Quando o blindado passa dos 15 anos de uso, a curva pode se inverter: esses veículos tendem a valer até menos do que versões sem blindagem, porque o peso extra dos componentes reforçados acelerou o desgaste de suspensão, motor, dobradiças e máquinas dos vidros ao longo dos anos. A empresa de precificação KBB aponta que a blindagem eleva o custo de manutenção e faz o veículo perder valor após quatro ou cinco anos, embora a Abrablin conteste essa visão, argumentando que manutenção correta neutraliza o efeito.
O que fazer para não ser pego de surpresa
Blindar um carro é uma decisão legítima e, em muitas regiões do Brasil, necessária. O problema não está na blindagem em si, mas na gestão documental e securitária que precisa acompanhá-la. Veja o checklist básico:
1. Guarde a nota fiscal da blindadora - ela é o documento-chave para seguradoras e para eventual disputa judicial.
2. Faça o endosso do seguro imediatamente - informe a seguradora sobre a blindagem e contrate cobertura adicional específica para ela.
3. Consulte o índice de preços da Tabela Fipe para entender o valor de referência do seu modelo sem blindagem - assim você sabe exatamente o "gap" que precisa cobrir no seguro.

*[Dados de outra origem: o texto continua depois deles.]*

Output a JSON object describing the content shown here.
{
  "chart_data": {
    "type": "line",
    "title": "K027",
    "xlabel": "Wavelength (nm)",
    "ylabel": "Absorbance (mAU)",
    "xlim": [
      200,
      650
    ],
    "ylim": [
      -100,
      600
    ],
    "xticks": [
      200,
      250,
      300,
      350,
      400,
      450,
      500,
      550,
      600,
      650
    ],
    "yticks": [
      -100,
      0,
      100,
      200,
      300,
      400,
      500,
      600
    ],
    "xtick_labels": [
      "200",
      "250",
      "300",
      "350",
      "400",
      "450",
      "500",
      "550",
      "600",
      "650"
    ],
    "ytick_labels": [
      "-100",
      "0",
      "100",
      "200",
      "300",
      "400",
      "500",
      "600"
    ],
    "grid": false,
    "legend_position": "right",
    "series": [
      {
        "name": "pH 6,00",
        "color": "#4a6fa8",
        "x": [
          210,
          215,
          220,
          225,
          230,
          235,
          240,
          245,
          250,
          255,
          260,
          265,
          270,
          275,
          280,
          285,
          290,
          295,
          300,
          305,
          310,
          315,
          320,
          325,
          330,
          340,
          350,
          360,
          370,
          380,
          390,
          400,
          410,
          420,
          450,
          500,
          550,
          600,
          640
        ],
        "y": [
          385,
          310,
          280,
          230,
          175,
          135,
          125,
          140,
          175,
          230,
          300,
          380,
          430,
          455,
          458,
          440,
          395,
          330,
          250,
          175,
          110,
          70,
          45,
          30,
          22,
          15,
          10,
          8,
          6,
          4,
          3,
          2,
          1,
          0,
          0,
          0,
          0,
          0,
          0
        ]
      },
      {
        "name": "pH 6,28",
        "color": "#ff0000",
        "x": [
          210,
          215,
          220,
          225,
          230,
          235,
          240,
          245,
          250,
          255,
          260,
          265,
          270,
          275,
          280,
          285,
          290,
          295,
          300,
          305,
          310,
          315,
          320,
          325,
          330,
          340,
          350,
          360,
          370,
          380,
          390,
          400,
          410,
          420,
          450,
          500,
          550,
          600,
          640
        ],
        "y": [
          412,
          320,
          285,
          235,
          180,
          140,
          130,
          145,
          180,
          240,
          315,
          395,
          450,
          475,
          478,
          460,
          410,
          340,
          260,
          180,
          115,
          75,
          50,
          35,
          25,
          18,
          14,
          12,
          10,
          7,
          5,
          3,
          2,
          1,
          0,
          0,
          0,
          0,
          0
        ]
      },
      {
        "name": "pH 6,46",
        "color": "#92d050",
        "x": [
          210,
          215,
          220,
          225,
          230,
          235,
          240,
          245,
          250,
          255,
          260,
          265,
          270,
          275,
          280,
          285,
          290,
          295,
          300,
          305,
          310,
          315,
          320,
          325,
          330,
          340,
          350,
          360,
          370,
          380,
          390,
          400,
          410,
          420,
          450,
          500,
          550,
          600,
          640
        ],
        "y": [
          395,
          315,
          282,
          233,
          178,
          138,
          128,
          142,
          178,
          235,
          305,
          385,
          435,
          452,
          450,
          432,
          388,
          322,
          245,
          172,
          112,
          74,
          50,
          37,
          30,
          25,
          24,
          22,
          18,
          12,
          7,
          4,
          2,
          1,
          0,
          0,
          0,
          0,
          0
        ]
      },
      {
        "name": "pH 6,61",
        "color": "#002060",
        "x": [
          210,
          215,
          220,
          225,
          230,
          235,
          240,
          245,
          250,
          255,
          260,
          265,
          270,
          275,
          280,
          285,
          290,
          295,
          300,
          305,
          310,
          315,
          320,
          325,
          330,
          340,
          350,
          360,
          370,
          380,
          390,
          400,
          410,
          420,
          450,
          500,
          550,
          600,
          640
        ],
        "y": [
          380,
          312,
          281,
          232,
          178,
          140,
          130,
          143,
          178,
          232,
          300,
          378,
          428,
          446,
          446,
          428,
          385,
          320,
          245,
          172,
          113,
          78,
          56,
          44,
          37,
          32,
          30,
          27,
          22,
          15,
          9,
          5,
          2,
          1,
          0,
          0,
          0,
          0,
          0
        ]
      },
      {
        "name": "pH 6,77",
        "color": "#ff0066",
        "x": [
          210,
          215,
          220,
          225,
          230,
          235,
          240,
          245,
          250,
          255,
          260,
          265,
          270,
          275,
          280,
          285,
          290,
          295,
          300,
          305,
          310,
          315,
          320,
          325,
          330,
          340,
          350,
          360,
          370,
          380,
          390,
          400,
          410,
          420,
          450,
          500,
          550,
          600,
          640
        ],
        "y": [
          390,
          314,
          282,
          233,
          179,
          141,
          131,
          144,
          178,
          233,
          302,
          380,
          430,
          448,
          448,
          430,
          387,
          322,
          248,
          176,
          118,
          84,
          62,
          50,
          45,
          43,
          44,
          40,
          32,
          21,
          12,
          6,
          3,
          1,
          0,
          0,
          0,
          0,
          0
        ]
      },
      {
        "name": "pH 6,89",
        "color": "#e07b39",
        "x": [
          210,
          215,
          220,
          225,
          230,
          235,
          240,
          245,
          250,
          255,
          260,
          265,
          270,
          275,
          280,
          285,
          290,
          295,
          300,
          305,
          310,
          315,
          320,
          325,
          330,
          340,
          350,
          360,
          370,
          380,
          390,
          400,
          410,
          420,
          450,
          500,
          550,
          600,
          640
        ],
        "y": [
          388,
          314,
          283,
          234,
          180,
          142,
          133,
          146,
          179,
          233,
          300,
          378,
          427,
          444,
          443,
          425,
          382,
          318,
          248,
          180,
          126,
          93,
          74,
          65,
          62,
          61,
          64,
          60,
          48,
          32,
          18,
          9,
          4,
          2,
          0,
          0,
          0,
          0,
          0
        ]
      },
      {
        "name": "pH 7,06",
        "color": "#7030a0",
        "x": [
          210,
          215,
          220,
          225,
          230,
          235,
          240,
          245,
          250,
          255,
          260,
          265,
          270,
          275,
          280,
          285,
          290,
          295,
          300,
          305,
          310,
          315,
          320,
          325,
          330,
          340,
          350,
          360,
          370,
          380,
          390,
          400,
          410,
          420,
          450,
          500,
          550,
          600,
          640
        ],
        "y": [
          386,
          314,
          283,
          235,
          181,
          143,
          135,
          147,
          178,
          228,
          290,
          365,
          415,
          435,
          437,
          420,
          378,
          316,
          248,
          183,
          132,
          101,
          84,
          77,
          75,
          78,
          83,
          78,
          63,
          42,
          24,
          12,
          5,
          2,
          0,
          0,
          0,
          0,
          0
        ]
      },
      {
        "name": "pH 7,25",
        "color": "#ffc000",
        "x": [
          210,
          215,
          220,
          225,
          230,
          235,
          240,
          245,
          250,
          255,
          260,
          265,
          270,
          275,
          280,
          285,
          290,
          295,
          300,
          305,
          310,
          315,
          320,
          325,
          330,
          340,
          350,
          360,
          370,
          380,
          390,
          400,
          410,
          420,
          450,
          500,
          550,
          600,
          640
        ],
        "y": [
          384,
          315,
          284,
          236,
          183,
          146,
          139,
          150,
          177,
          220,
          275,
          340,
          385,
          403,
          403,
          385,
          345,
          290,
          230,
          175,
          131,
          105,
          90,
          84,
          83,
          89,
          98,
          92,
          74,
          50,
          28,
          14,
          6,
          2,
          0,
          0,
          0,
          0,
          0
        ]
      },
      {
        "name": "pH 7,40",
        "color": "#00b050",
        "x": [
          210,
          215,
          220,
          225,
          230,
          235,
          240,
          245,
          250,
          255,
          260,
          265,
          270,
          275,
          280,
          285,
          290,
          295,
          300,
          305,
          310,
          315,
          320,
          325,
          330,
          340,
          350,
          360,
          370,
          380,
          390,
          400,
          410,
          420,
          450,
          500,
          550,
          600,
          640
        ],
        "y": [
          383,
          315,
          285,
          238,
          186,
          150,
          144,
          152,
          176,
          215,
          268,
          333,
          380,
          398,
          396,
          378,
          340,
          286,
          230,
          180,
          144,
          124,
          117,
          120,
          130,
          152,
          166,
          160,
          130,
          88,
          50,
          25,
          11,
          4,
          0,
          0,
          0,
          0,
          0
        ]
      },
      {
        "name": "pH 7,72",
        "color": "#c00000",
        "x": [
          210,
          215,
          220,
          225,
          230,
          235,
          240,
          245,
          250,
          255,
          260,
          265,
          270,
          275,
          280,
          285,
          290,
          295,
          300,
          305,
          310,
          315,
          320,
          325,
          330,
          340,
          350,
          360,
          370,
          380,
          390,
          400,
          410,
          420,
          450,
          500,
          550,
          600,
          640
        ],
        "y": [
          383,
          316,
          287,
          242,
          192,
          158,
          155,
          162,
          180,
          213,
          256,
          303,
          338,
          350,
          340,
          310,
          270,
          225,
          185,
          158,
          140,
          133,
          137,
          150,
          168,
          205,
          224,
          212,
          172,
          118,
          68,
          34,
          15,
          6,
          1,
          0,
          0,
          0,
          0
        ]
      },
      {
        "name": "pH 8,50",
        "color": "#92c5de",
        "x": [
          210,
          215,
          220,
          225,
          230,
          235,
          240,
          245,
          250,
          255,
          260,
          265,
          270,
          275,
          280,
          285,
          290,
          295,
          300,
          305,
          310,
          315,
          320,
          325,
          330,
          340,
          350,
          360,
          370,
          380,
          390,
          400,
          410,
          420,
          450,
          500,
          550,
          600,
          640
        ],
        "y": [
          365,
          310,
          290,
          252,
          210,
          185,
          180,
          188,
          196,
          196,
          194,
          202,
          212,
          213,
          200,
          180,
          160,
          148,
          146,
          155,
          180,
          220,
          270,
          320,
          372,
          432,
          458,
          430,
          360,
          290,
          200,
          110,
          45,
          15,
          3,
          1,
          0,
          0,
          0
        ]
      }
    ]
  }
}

4. Ao vender, seja transparente - um blindado seminovo com documentação completa (autorização do Exército, nota fiscal, laudos de teste) vale mais do que um sem papelada.
5. Reavalie o seguro a cada dois anos - o custo de reparo da blindagem muda com o tempo, e sua cobertura precisa acompanhar essa variação.
Conclusão: R$ 90 mil invisíveis são um risco real
O Brasil blindou quase 35 mil veículos em 2024. Se cada um deles custou em média R$ 90 mil de blindagem, são mais de R$ 3 bilhões investidos em proteção que a Tabela Fipe simplesmente não enxerga. Para o proprietário que não tomar as providências corretas, esse valor pode virar prejuízo puro na hora em que a proteção mais importa: quando o sinistro acontece.
A Tabela Fipe é uma ferramenta fundamental e confiável para o mercado automotivo brasileiro - mas como toda ferramenta, ela tem seus limites. Conhecê-los é o primeiro passo para não ser surpreendido.